With regard to embracing the university’s land-grant mission, Gee cited the WVU School of Dentistry’s participation in the “Give Kids A Smile” program, and the WVU Land Use and Sustainable Development Law Clinic’s contributions of legal services to local communities as examples of the school’s philanthropy.
“Through our four pillars of education, health care, prosperity, and purpose, we deliver on that (land-grant) mission every day,” Gee noted.
According to Gee, WVU is competing for students against out-of-state universities, such as those of Kentucky, Alabama and Tennessee, saying, “Although I’m proud to be in that company, these institutions have more resources for scholarships, facility upgrades, and student engagement.”
“That’s why it’s so critical we wisely invest every dollar into programs and resources that truly offer a personalized and unrivaled experience,” Gee added. “Because we are a system of unique campuses across the state, we have a variety of college experiences to best serve a student’s needs.”
To make these necessary changes a reality, Gee explained, it will require “putting everything on the table.”
“Everything must be reviewed and reimagined with a keen eye,” Gee said. “This is time for an investment strategy.”
“To evaluate the health of our institution, we will be partnering with the fresh eyes of consultants,” Gee added. “We will define the needs of our constituents, discover where we excel and create a model that is sustainable. It is critical that we ascertain an accurate assessment of our administration and academic portfolios and how they relate to the needs of our students.”
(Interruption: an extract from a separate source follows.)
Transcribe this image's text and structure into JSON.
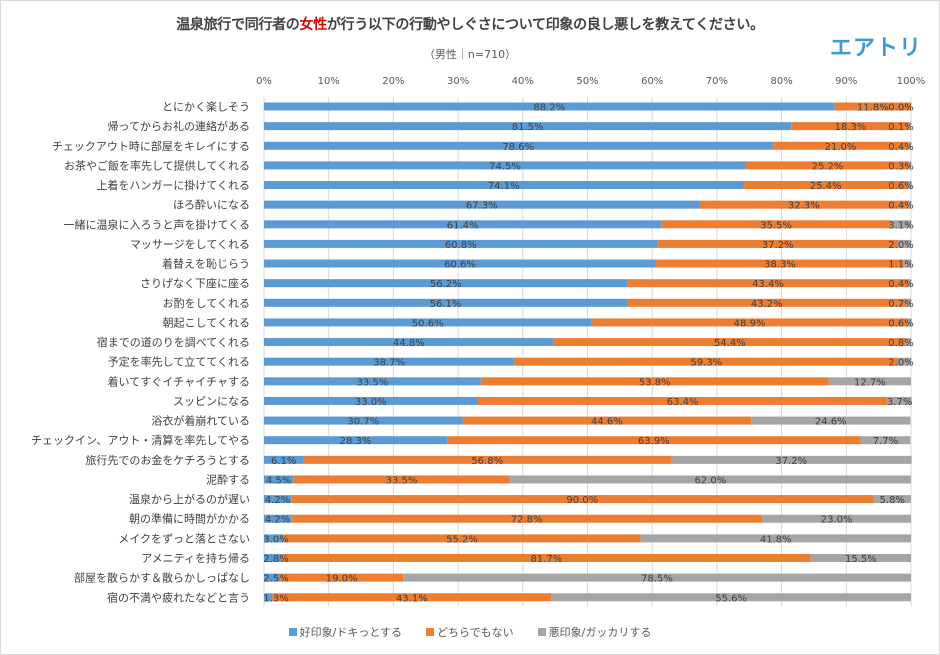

Gee noted that in the next 10 to 20 years will see a “smaller West Virginia University.” This is the result of changing market demands, as well as the increase in costs associated with recruiting and retaining university faculty and staff.
“This assessment, and the data we will glean, will lead to the development of an investment plan that establishes immediate – short-term and long-term – goals and measures for the growth of West Virginia University,” Gee added. “We will invest in academic programs that meet the needs of our students and the market.”